Culture, on a Fijian family holiday? Of course we have done culture.
Take, for instance, the time our five-year-old and eight-year-old boys went wandering from the Denarau resort pool and it took us a good 10 minutes to find them down at the kava hut, clapping hands around the bowl with a costumed warrior.
Or the time my son and I caught a bus from the resort to a place on the main road, where a local Fijian-Indian woman gave us a massage.
Out the back was a house where an old man sat on the front doorstep. He and Mac drew pictures of their respective houses in a small notebook I’d brought to entertain my son.
“Mum, they didn’t have any toys or a kitchen,” Mac delightedly told me later. The roof of the house was thatched and the cooking pots all outdoors.
Just like so many Kiwi and Australian families who save up for six days of mid-year sun, our cultural experiences had been limited to the all-you-can eat breakfast bars and economical nannies who watch the kids at night.
The island for us has meant little more than sun, warm water, tropical fruit and a rendition of the Isa Lei song when you leave.
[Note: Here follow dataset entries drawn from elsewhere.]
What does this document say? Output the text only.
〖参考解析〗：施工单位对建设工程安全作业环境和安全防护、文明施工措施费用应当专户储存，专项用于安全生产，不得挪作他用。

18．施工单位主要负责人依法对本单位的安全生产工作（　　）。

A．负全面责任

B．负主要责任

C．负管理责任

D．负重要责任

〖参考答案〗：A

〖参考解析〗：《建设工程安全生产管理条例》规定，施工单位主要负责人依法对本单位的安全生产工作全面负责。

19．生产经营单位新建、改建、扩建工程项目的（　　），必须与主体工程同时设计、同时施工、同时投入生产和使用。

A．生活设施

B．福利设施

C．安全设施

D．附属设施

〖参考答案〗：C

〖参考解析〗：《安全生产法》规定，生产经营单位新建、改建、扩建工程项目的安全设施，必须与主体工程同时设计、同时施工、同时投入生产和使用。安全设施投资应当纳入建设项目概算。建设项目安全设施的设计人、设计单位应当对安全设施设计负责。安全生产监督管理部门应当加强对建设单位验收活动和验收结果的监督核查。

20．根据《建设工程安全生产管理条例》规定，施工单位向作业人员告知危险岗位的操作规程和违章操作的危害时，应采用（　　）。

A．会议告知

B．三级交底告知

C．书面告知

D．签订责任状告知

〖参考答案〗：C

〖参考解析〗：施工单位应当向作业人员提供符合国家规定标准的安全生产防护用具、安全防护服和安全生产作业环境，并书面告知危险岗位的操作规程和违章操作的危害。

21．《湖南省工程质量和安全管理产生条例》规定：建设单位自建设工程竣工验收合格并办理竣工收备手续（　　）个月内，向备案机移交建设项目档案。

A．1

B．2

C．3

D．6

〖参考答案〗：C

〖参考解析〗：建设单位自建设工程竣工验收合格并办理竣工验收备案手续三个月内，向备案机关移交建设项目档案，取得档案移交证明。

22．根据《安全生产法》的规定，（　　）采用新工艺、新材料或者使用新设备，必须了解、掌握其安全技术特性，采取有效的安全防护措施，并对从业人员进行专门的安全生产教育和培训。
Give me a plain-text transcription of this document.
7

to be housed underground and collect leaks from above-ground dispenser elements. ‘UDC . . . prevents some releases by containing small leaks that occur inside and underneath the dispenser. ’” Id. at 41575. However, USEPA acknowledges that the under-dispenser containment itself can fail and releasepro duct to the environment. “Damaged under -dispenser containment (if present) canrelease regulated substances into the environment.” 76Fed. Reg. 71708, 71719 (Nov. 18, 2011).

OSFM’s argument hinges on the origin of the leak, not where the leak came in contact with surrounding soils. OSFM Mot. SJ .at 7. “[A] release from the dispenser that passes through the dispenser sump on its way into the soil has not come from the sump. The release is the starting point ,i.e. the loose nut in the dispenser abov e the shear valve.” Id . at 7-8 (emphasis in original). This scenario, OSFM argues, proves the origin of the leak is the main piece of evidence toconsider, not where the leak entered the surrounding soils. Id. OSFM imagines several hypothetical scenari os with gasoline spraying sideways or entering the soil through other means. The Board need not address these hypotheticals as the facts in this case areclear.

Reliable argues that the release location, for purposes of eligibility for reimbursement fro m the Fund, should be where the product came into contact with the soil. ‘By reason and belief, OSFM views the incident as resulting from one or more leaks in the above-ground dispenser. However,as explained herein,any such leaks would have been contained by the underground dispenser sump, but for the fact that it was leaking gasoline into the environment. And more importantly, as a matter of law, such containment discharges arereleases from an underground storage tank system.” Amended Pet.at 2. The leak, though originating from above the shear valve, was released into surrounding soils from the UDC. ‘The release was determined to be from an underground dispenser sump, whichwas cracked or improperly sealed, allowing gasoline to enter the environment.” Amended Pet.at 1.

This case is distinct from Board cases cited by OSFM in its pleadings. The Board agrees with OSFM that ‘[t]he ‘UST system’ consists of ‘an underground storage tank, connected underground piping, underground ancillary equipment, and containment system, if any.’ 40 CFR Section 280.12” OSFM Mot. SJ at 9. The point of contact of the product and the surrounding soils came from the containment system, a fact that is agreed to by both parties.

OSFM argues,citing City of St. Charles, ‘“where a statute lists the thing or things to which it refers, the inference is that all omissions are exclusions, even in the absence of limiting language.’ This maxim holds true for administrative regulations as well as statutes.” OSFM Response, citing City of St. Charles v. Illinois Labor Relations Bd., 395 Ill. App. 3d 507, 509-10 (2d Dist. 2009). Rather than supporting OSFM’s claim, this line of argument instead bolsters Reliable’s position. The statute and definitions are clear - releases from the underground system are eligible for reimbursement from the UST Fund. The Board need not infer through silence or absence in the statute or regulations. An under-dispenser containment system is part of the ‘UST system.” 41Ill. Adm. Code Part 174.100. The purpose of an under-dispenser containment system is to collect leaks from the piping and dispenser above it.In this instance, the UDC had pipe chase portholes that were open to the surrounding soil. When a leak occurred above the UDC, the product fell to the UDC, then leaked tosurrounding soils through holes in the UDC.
Until, that is, a recent trip to the laid-back, yet stylish Outrigger on the Lagoon Hotel on Fiji’s Coral Coast.
This more traditional 16ha resort, which is establishing an adults-only pool area and has added a gorgeous spa complex with rooftop bar in recent years, is near urban centre Sigatoka.
It’s from here that a couple of cultural and eco-friendly attractions are changing the way tourists experience the real Fiji.
The activities desk at the hotel offers much more than a rented sail boat or hot stone massage at the spa (though the latter is highly recommended).
Now, guided walks on world heritage sand dunes, nature reserve reptile parks and day trips to real villages are all luring travellers away from the pool for a few hours and putting money into local hands in the process.
If you are going to attempt the truly spectacular Sigatoka Sand Dunes, dubbed their first National Park, then make sure you don’t have too many cocktails the night before and head out early – it’s hot here.
And if you’re with children or still nurturing your inner child, bounding and sliding down the dunes is just about as much fun as a water slide.
For $6 ($10FJD), a walk through native bush onto the dunes and down to a wild, driftwood-strewn beach is great exercise for two-and-a-half hours and an ideal way to enjoy nature.
It makes the buffets back at the hotel that evening less of a guilt-ridden indulgence.
By far the highlight of this trip – bar Outrigger’s daily butler service complete with 5pm drinks delivered to the room – was a speedboat ride down the Sigatoka River to a village.
Here, our group of about 30 visitors were treated to a walking tour, a very traditional lunch in the hall made by the women and a surprisingly fun sing and dance along.
Less tourist tacky and more of a cultural exchange, the participating villages reap financial rewards and get to show off their enviable lifestyle.
It’s more primitive than I was expecting – one TV, the church as the centre of town and lots of gorgeous children practising their English.
At $140, the riverboat ride and community visit isn’t cheap, but it’s authentic, sustainably managed and was a highlight of any of my visits.
Back at the resort, over a delightful seafood dinner where rugby star Jonah Lomu was charming the staff, the exhilarating boat ride and village visit was the chatter of our group and is something Kiwi kids would never forget.
Our final stop was at the Kula Eco Park – lots of green lizards, frogs, the odd bored-looking turtle and snakes. Children here seemed to be having a ball, though I was dreaming
of my book and a deckchair.
Best news is it’s not far from Outrigger – a five-minute buggy ride and an hour whip around the boardwalks would more than justify the spa and bar
in the afternoon.
Fiji for me has always been a place of tranquillity, peace and relaxation, but on the strip of Denarau resorts it can feel like Takapuna beach in the tropics.
Here on the Coral Coast, where the pools are still cool, the staff a delight and the food better than most Auckland restaurants, it’s not difficult to combine luxury with adventure. And yes, even a cultural awakening as well.
Sarah Stuart was hosted by the Outrigger on the Lagoon, Coral Coast and Air Pacific.